Tragically, there will be no “Prime Minister’s breakfast” at Waitangi this year. Previously, after the dawn ceremonies, the PM and many other members of the Government served barbecue and scrambled eggs to the crowds on the Waitangi lawn.
It was informal, a bit chaotic and everyone had a good time.
It was also highly policed, because Waitangi has always been a place of heightened political drama. Long before anyone had heard of Covid or Voices for Freedom or New Zealand having its own Nuremburg Trials, Waitangi was the place where politicians got attacked.
Mud was thrown, and a dildo. A Prime Minister was reduced to tears.
And yet, for four of the past five years, that barbecue happened. A spirit of positive engagement prevailed. Now, the police have decided the risk to the safety of our political leaders is too great.
Too many people in this country want the democratic processes to fail and will be using this election to try to make that happen.
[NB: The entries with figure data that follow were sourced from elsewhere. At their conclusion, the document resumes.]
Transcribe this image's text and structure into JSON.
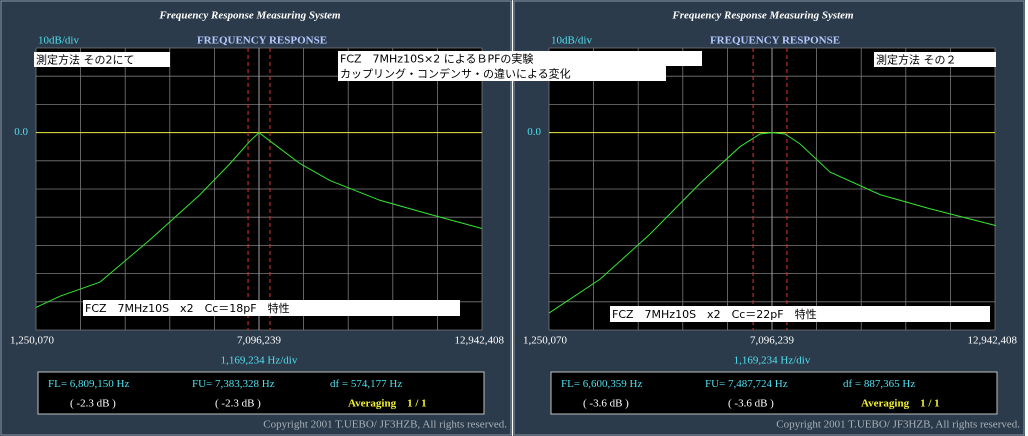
{
  "panels": [
    {
      "title": "Frequency Response Measuring System",
      "scale_label": "10dB/div",
      "heading": "FREQUENCY RESPONSE",
      "notes": [
        "測定方法 その2にて",
        "FCZ　7MHz10S×2 によるＢPFの実験",
        "カップリング・コンデンサ・の違いによる変化",
        "FCZ　7MHz10S　x2　Cc＝18pF　特性"
      ],
      "chart_data": {
        "type": "line",
        "color": "#33e633",
        "xlim": [
          1250070,
          12942408
        ],
        "ylim": [
          -70,
          30
        ],
        "xticks": [
          {
            "value": 1250070,
            "label": "1,250,070"
          },
          {
            "value": 7096239,
            "label": "7,096,239"
          },
          {
            "value": 12942408,
            "label": "12,942,408"
          }
        ],
        "yticks": [
          {
            "value": 0,
            "label": "0.0"
          }
        ],
        "xgrid": [
          1250070,
          2419304,
          3588538,
          4757771,
          5927005,
          7096239,
          8265473,
          9434707,
          10603940,
          11773174,
          12942408
        ],
        "ygrid": [
          -70,
          -60,
          -50,
          -40,
          -30,
          -20,
          -10,
          0,
          10,
          20,
          30
        ],
        "x_div_label": "1,169,234 Hz/div",
        "x": [
          1250070,
          1879000,
          2928000,
          4239000,
          5550000,
          6336000,
          6860000,
          7096000,
          7385000,
          8171000,
          8958000,
          10268000,
          11579000,
          12942000
        ],
        "values": [
          -62,
          -58,
          -53,
          -38,
          -22,
          -11,
          -3,
          0,
          -3,
          -11,
          -17,
          -24,
          -29,
          -34
        ]
      },
      "fl_name": "FL=",
      "fl": {
        "value": 6809150,
        "label": "6,809,150"
      },
      "fu_name": "FU=",
      "fu": {
        "value": 7383328,
        "label": "7,383,328"
      },
      "df_name": "df =",
      "df": "574,177",
      "unit": "Hz",
      "fl_db": "( -2.3 dB )",
      "fu_db": "( -2.3 dB )",
      "averaging": "Averaging　1 / 1",
      "copyright": "Copyright 2001 T.UEBO/ JF3HZB, All rights reserved."
    },
    {
      "title": "Frequency Response Measuring System",
      "scale_label": "10dB/div",
      "heading": "FREQUENCY RESPONSE",
      "notes": [
        "測定方法 その２",
        "FCZ　7MHz10S　x2　Cc＝22pF　特性"
      ],
      "chart_data": {
        "type": "line",
        "color": "#33e633",
        "xlim": [
          1250070,
          12942408
        ],
        "ylim": [
          -70,
          30
        ],
        "xticks": [
          {
            "value": 1250070,
            "label": "1,250,070"
          },
          {
            "value": 7096239,
            "label": "7,096,239"
          },
          {
            "value": 12942408,
            "label": "12,942,408"
          }
        ],
        "yticks": [
          {
            "value": 0,
            "label": "0.0"
          }
        ],
        "xgrid": [
          1250070,
          2419304,
          3588538,
          4757771,
          5927005,
          7096239,
          8265473,
          9434707,
          10603940,
          11773174,
          12942408
        ],
        "ygrid": [
          -70,
          -60,
          -50,
          -40,
          -30,
          -20,
          -10,
          0,
          10,
          20,
          30
        ],
        "x_div_label": "1,169,234 Hz/div",
        "x": [
          1250070,
          2587000,
          3898000,
          5209000,
          6257000,
          6782000,
          7096000,
          7437000,
          7830000,
          8617000,
          9927000,
          11238000,
          12968000
        ],
        "values": [
          -64,
          -52,
          -36,
          -18,
          -5,
          -0.5,
          0,
          -0.5,
          -4,
          -14,
          -22,
          -27,
          -33
        ]
      },
      "fl_name": "FL=",
      "fl": {
        "value": 6600359,
        "label": "6,600,359"
      },
      "fu_name": "FU=",
      "fu": {
        "value": 7487724,
        "label": "7,487,724"
      },
      "df_name": "df =",
      "df": "887,365",
      "unit": "Hz",
      "fl_db": "( -3.6 dB )",
      "fu_db": "( -3.6 dB )",
      "averaging": "Averaging　1 / 1",
      "copyright": "Copyright 2001 T.UEBO/ JF3HZB, All rights reserved."
    }
  ]
}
Last year, small but very angry screaming groups disrupted many political events.
There’s talk of no more walkabouts in shopping malls. School fairs, sports events, high streets and other large public gatherings will also be affected.
This will bring an enormous change to the way we conduct our politics and it directly undermines the kind of people we like to think we are.
Who’s going to call this out? All party leaders, I hope. And all those beating their drums and blowing their horns at the prospect of the fall of Jacinda Ardern.
You don’t have to like her. But that’s a world away from tolerating the hatred. If you hold some sway over the angriest among us, in the media and everywhere else, please help them dial it back. Let’s have a good election.